Tower of Hanoi is a mathematical puzzle where we have three rods and n disks. The objective of the puzzle is to move the entire stack to another rod, obeying the following simple rules:
1) Only one disk can be moved at a time.
2) A disk can only be moved if it is the uppermost disk on a stack.
3) No disk can be placed on top of a smaller disk.
Example 1: Moves to solve tower of hanoi with 3 disks.
Input: n=3, towers: A,B,C
Output:
Move disk: 1 from: A to: C. Move disk: 2 from: A to: B. Move disk: 1 from: C to: B. Move disk: 3 from: A to: C. Move disk: 1 from: B to: A. Move disk: 2 from: B to: C. Move disk: 1 from: A to: C.

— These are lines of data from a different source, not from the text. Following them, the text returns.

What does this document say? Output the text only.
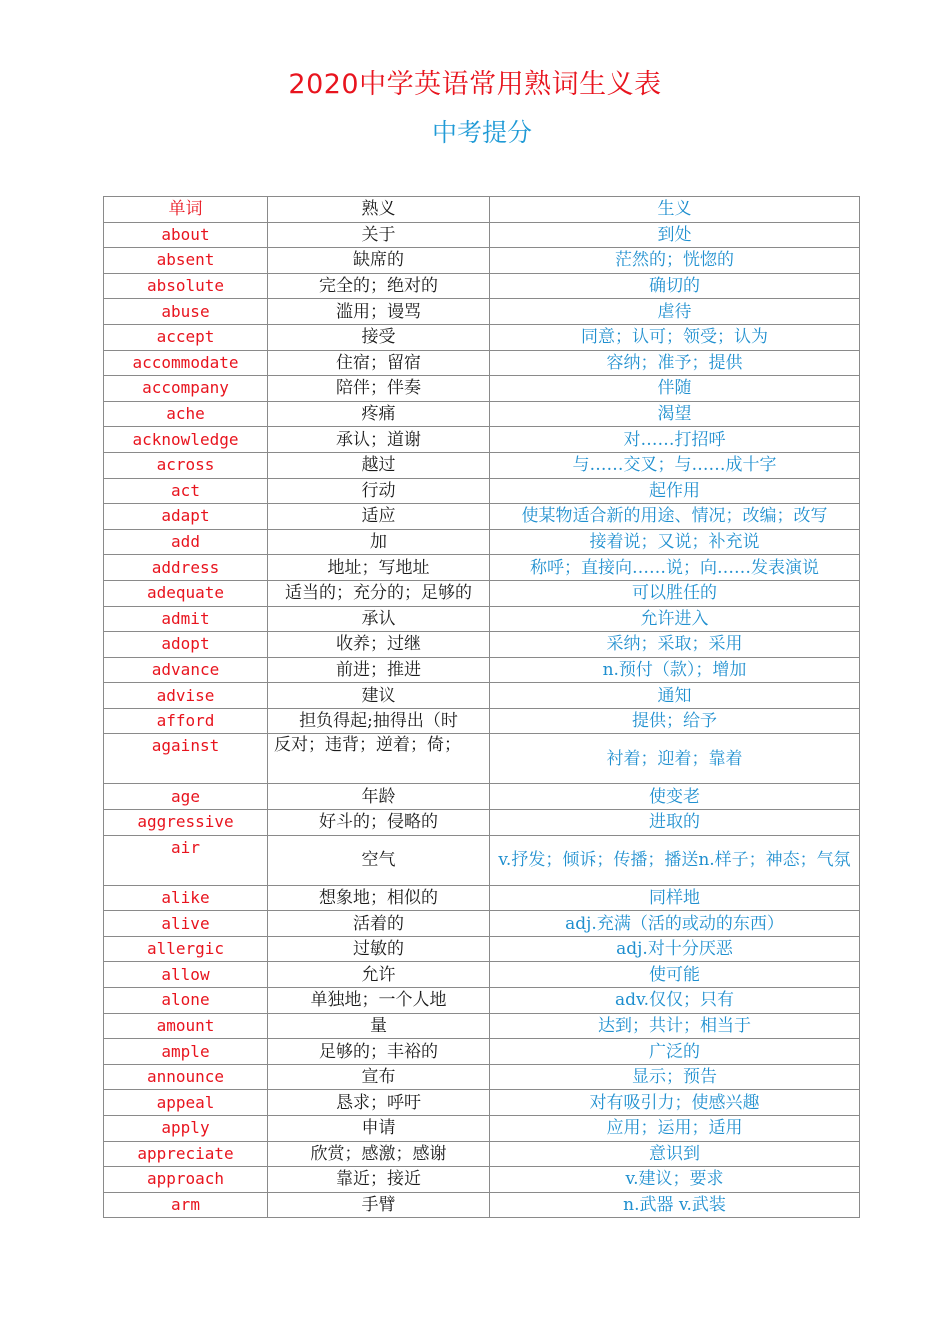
2020中学英语常用熟词生义表
中考提分
单词	熟义	生义
about	关于	到处
absent	缺席的	茫然的；恍惚的
absolute	完全的；绝对的	确切的
abuse	滥用；谩骂	虐待
accept	接受	同意；认可；领受；认为
accommodate	住宿；留宿	容纳；准予；提供
accompany	陪伴；伴奏	伴随
ache	疼痛	渴望
acknowledge	承认；道谢	对……打招呼
across	越过	与……交叉；与……成十字
act	行动	起作用
adapt	适应	使某物适合新的用途、情况；改编；改写
add	加	接着说；又说；补充说
address	地址；写地址	称呼；直接向……说；向……发表演说
adequate	适当的；充分的；足够的	可以胜任的
admit	承认	允许进入
adopt	收养；过继	采纳；采取；采用
advance	前进；推进	n.预付（款）；增加
advise	建议	通知
afford	担负得起;抽得出（时	提供；给予
against	反对；违背；逆着；倚；	衬着；迎着；靠着
age	年龄	使变老
aggressive	好斗的；侵略的	进取的
air	空气	v.抒发；倾诉；传播；播送n.样子；神态；气氛
alike	想象地；相似的	同样地
alive	活着的	adj.充满（活的或动的东西）
allergic	过敏的	adj.对十分厌恶
allow	允许	使可能
alone	单独地；一个人地	adv.仅仅；只有
amount	量	达到；共计；相当于
ample	足够的；丰裕的	广泛的
announce	宣布	显示；预告
appeal	恳求；呼吁	对有吸引力；使感兴趣
apply	申请	应用；运用；适用
appreciate	欣赏；感激；感谢	意识到
approach	靠近；接近	v.建议；要求
arm	手臂	n.武器 v.武装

Example 2: Moves to solve tower of hanoi with 4 disks.
Input: n=4, towers: A,B,C
Output:
Move disk: 1 from: A to: B. Move disk: 2 from: A to: C. Move disk: 1 from: B to: C. Move disk: 3 from: A to: B. Move disk: 1 from: C to: A. Move disk: 2 from: C to: B. Move disk: 1 from: A to: B. Move disk: 4 from: A to: C. Move disk: 1 from: B to: C. Move disk: 2 from: B to: A. Move disk: 1 from: C to: A. Move disk: 3 from: B to: C. Move disk: 1 from: A to: B. Move disk: 2 from: A to: C. Move disk: 1 from: B to: C.
Solutions
Method 1: Recursion
Lets assume we have three towers: A (Source Tower), B (Auxiliary Tower), C (Destination Tower).

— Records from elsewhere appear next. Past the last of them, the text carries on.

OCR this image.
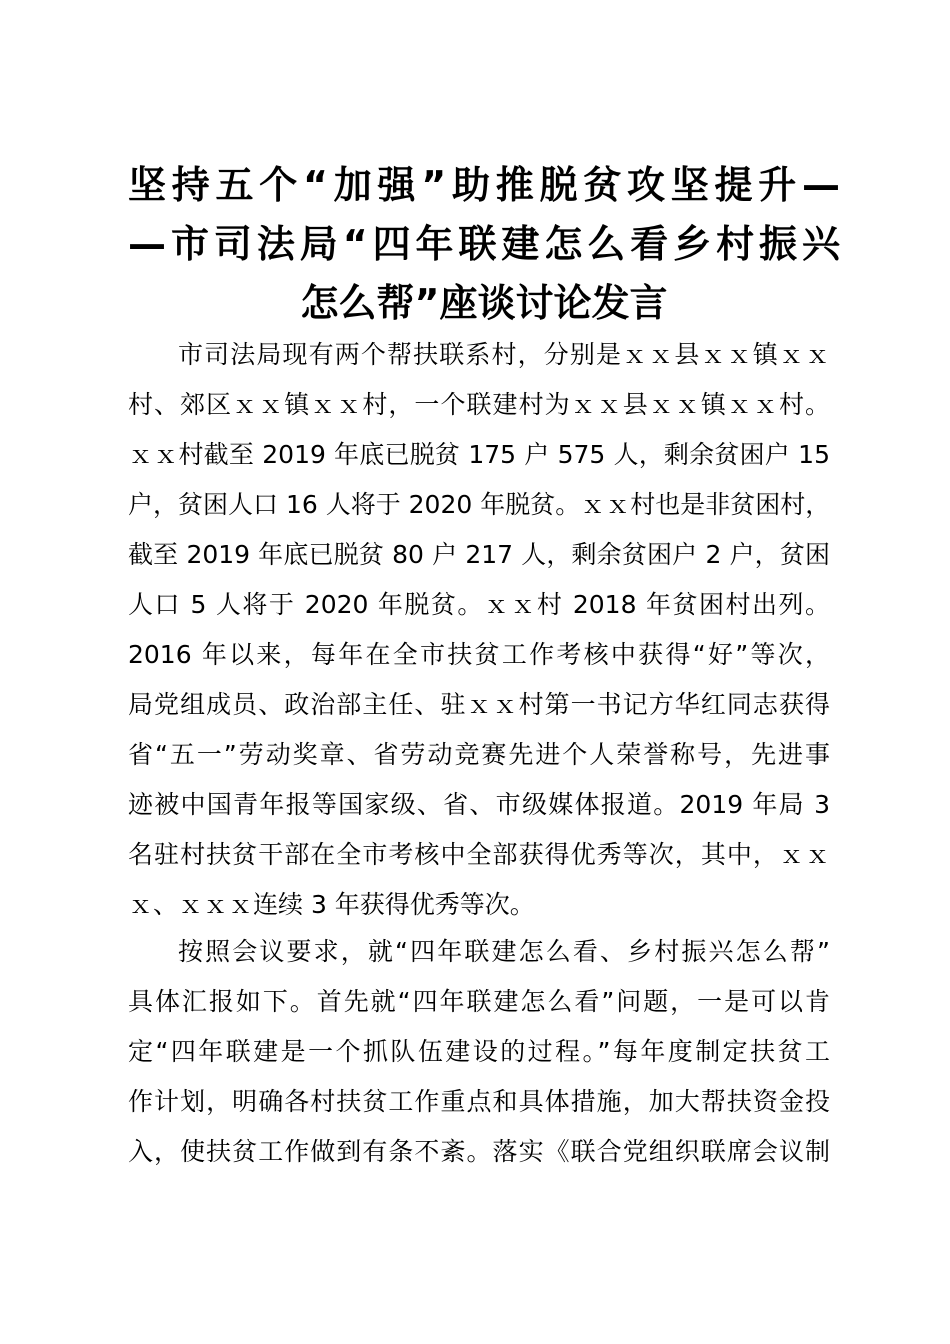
坚持五个“加强”助推脱贫攻坚提升—
—市司法局“四年联建怎么看乡村振兴
怎么帮”座谈讨论发言
市司法局现有两个帮扶联系村，分别是ｘｘ县ｘｘ镇ｘｘ
村、郊区ｘｘ镇ｘｘ村，一个联建村为ｘｘ县ｘｘ镇ｘｘ村。
ｘｘ村截至 2019 年底已脱贫 175 户 575 人，剩余贫困户 15
户，贫困人口 16 人将于 2020 年脱贫。ｘｘ村也是非贫困村，
截至 2019 年底已脱贫 80 户 217 人，剩余贫困户 2 户，贫困
人口 5 人将于 2020 年脱贫。ｘｘ村 2018 年贫困村出列。
2016 年以来，每年在全市扶贫工作考核中获得“好”等次，
局党组成员、政治部主任、驻ｘｘ村第一书记方华红同志获得
省“五一”劳动奖章、省劳动竞赛先进个人荣誉称号，先进事
迹被中国青年报等国家级、省、市级媒体报道。2019 年局 3
名驻村扶贫干部在全市考核中全部获得优秀等次，其中，ｘｘ
ｘ、ｘｘｘ连续 3 年获得优秀等次。
按照会议要求，就“四年联建怎么看、乡村振兴怎么帮”
具体汇报如下。首先就“四年联建怎么看”问题，一是可以肯
定“四年联建是一个抓队伍建设的过程。”每年度制定扶贫工
作计划，明确各村扶贫工作重点和具体措施，加大帮扶资金投
入，使扶贫工作做到有条不紊。落实《联合党组织联席会议制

If there was only one disk we would have move that from A to C and thats it, this will make the base condition.
Now if there are more than 1 disk, we should remove all but 1 from A to B recursively; so that we can move remaining one biggest disk from A to C.
Now all we have to do is to move all disks (moved from A in previous step) from B to C recursively.
package com.cb.recursion;
/*
* Assume towers:
* A (sourceTower),
* B (auxTower), C (desTower)
* */
public class R14_TowerOfHanoi {
public static void move(int noOfDisk, char sourceTower, char auxTower, char desTower) {
// if single disk in A, move it to C
if (noOfDisk == 1) {
moveSingleDisk(1, sourceTower, desTower);
return;
}
// Move n-1 disks from A to B, so that the remaining last disk in A can be moved to C
move(noOfDisk - 1, sourceTower, desTower, auxTower);
// Move remaining disk in A to C
moveSingleDisk(noOfDisk, sourceTower, desTower);
// Move n-1 disks (came from A in first step) from B to C
move(noOfDisk - 1, auxTower, sourceTower, desTower);
}
// just printing
private static void moveSingleDisk(int diskNumber, char source, char dest) {
System.out.println("Move disk: " + diskNumber + " from: " + source + " to: " + dest + ".");
}
public static void main(String[] args) {
move(3, 'A', 'B', 'C');
}
}
Move disk: 1 from: A to: C. Move disk: 2 from: A to: B. Move disk: 1 from: C to: B. Move disk: 3 from: A to: C. Move disk: 1 from: B to: A. Move disk: 2 from: B to: C. Move disk: 1 from: A to: C.
Complexity
For every disk two recursive case originates, so Time Complexity is O(2^n) and the Space Complexity is O(1).